Plant Estrogen May Cut Breast Cancer
Lignans -- Found in Tea, Plants -- May Reduce Breast Cancer Risk After Menopause
March 20, 2007 -- A diet rich in estrogen-like compounds found in flaxseed,
tea, and many plants may help curb breast cancer after menopause.
That's according to a French study published in the Journal of the
National Cancer Institute.
The study included about 58,000 postmenopausal French women who were
followed for an average of more than seven years.
When the study began between 1993 and 1997, the women were in their early
50s, on average, and didn't have breast cancer. They completed surveys about
their diet and lifestyle, including how often they consumed 208 foods and
Researchers included Francoise Clavel-Chapelon, PhD, of France's Institut
National de le Sante et de la Recherche (INSERM), which is France's institute
for biological, medical, and public health research.
Levels of Lignans
Using the completed dietary surveys, Clavel-Chapelon and colleagues
calculated the women's daily intake of lignans, which are a type of plant
estrogen found in many plants.
On average, the women consumed 1 milligram per day of lignans, with daily
lignan intake ranging from 0 to 5 milligrams.
The women got their lignans from fruits, vegetables, tea, coffee, and grain
products including bread, breakfast cereals, rice, and pasta.
Flaxseed, which is particularly high in lignans, isn't part of the
traditional French diet, but it may be becoming more common in French
multigrain bread, the researchers note.
More Lignans, Less Breast Cancer
A total of 1,469 women in the study group were diagnosed with breast cancer
during the follow-up period.
Women with the highest lignan intake were 17% less likely to be diagnosed
with breast cancer during the study than those with the lowest intake.
Those findings take other breast cancer risk factors into account.

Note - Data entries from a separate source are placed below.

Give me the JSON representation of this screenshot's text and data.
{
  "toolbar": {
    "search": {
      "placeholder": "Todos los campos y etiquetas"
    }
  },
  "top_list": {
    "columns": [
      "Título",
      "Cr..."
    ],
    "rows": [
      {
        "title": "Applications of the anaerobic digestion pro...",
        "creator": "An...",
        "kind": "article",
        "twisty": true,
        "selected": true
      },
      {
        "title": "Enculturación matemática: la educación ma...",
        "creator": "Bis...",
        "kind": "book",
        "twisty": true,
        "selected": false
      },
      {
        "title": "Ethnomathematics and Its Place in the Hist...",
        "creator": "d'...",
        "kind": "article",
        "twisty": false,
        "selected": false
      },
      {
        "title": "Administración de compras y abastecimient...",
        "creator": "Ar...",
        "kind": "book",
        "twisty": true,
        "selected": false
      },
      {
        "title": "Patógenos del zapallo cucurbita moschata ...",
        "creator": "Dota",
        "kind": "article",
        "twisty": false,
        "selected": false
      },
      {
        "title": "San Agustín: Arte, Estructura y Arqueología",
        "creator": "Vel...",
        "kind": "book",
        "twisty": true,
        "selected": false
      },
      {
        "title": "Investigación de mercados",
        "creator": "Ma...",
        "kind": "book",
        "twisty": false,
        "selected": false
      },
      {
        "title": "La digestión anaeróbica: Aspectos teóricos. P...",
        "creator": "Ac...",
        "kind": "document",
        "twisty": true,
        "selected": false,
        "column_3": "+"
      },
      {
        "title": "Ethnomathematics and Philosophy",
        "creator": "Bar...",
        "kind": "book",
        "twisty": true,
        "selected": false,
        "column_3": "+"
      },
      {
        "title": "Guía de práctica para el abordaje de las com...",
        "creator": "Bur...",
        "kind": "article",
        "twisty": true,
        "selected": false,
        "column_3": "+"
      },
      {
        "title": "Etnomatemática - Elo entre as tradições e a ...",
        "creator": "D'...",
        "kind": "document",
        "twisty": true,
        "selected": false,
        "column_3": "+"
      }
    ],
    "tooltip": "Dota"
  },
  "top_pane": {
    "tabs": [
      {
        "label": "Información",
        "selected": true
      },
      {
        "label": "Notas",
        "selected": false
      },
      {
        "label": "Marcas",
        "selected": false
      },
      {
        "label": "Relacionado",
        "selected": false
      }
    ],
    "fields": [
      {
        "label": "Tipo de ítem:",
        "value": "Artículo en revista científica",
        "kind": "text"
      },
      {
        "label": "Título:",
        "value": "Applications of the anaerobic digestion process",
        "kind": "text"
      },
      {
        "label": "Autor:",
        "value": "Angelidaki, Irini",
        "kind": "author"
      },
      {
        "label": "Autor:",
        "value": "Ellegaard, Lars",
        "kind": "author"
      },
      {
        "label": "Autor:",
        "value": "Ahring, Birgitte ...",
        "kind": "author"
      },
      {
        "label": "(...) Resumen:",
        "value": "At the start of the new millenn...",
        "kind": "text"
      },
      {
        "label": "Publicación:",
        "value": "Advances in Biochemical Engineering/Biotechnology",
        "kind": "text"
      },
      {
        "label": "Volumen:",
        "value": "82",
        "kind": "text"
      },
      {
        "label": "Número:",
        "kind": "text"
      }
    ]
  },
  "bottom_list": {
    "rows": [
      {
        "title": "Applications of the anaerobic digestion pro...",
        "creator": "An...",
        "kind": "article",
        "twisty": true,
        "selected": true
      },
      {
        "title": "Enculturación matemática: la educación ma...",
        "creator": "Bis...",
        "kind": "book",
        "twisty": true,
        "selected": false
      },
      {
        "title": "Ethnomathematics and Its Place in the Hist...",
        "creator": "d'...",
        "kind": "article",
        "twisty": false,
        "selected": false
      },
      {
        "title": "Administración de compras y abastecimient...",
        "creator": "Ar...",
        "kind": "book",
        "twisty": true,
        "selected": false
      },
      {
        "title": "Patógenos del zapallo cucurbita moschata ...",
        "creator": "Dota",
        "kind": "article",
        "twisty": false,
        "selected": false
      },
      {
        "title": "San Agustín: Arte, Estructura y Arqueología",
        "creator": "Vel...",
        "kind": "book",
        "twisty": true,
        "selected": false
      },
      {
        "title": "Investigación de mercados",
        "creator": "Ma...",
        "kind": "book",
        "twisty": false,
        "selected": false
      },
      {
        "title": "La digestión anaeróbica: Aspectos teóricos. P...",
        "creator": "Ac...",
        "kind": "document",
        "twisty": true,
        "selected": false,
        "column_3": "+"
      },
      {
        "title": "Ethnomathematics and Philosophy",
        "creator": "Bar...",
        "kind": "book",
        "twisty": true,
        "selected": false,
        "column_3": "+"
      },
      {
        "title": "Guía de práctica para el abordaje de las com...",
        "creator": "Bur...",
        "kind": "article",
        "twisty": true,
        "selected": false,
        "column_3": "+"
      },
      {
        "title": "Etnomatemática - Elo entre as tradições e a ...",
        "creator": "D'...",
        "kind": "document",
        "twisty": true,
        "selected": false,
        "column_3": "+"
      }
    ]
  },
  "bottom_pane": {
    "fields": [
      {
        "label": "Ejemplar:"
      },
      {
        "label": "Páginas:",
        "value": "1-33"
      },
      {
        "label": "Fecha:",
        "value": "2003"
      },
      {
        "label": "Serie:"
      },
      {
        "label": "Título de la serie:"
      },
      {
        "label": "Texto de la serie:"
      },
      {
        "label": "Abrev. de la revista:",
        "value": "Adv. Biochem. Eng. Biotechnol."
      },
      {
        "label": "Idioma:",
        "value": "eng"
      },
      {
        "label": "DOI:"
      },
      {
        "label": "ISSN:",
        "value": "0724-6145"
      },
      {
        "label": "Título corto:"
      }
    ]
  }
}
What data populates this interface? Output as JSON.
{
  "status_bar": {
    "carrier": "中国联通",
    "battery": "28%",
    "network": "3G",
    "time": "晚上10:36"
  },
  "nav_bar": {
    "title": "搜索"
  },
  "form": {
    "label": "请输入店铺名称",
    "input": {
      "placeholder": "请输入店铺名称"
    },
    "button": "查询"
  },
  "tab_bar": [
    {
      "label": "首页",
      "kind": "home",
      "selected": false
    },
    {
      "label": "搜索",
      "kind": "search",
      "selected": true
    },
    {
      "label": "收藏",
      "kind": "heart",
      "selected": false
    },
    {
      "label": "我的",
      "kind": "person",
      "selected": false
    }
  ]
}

However, the study didn't track soy consumption. Soy contains isoflavones,
which are plant estrogens that aren't lignans.
Lignans were only linked to a reduced risk of breast cancers that are
sensitive to the hormones estrogen and progesterone.
One More Reason to Eat Plants, Grains
The French study didn't directly test lignans against breast cancer, so the
findings don't prove that lignans lower breast cancer risk.
But Clavel-Chapelon and colleagues say their findings support
recommendations for women to eat diets consisting largely of fruits,
vegetables, and grain products, which are all good sources of lignans.